Mundo

assine e leia

Apagado da fotografia

Antes ameaçador, Yevgeny Prigozhin, do grupo Wagner, torna-se uma sombra de si mesmo

Apagado da fotografia
Apagado da fotografia
De caçador a caça. Muita gente prevê que estão contados os dias do antes temido Prigozhin – Imagem: Telegram/Concord Group/AFP
Apoie Siga-nos no

De repente, Yevgeny ­Prigozhin é um fantasma. Ele está na Bielorrússia ou em São Petersburgo? Em imagens não confirmadas que o fazem parecer um vilão de James Bond, desfila numa cobertura, seguido por um guarda-costas musculoso, senta-se num helicóptero e desaparece nos céus de São Petersburgo.

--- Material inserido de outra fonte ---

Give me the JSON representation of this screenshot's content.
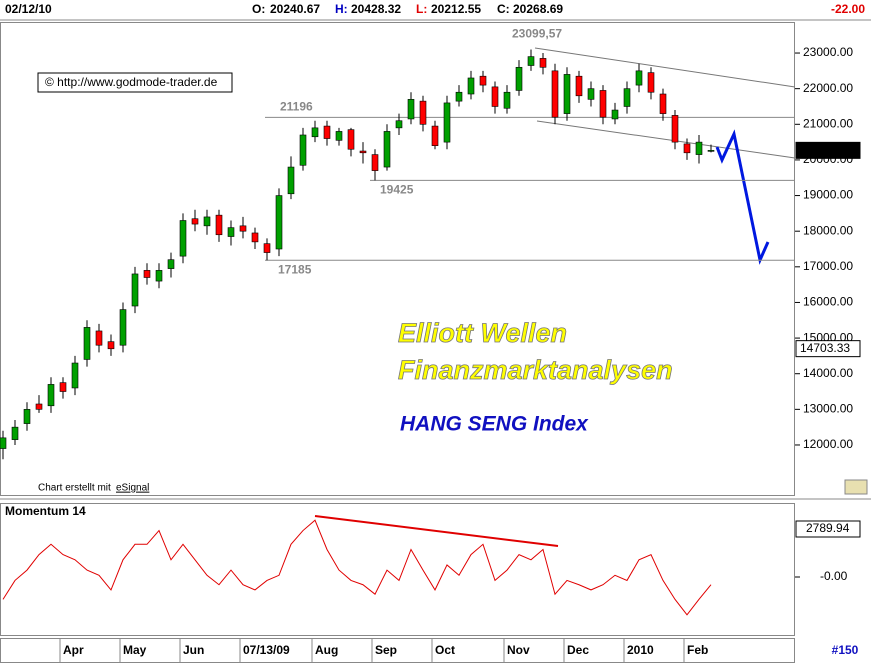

Há quase uma década Prigozhin semeia escândalos na Rússia. Criou um império de fábricas de trolls, chefiou a interferência da Rússia em eleições estrangeiras e financiou o grupo mercenário ­Wagner, que lutou na Ucrânia e apoiou ditadores na África.

No motim recente, também pediu revolta, ao liderar uma rebelião armada que muitos temem que possa se transformar em acerto de contas ou até mesmo em saques em Moscou, incluídas as casas luxuo­sas do rico bairro de Rublyovka. “Esse pedido para pegar aqueles ladrões em ­Rublyovka foi revolucionário”, disse ­Konstantin Remchukov, editor-chefe da Nezavisimaya Gazeta, que esteve com Vladimir Putin numa reunião a portas fechadas com os principais editores. “(A elite) realmente teme Prigozhin como uma possível alternativa a Putin. Não haveria garantias nem proteção nem regras do jogo.”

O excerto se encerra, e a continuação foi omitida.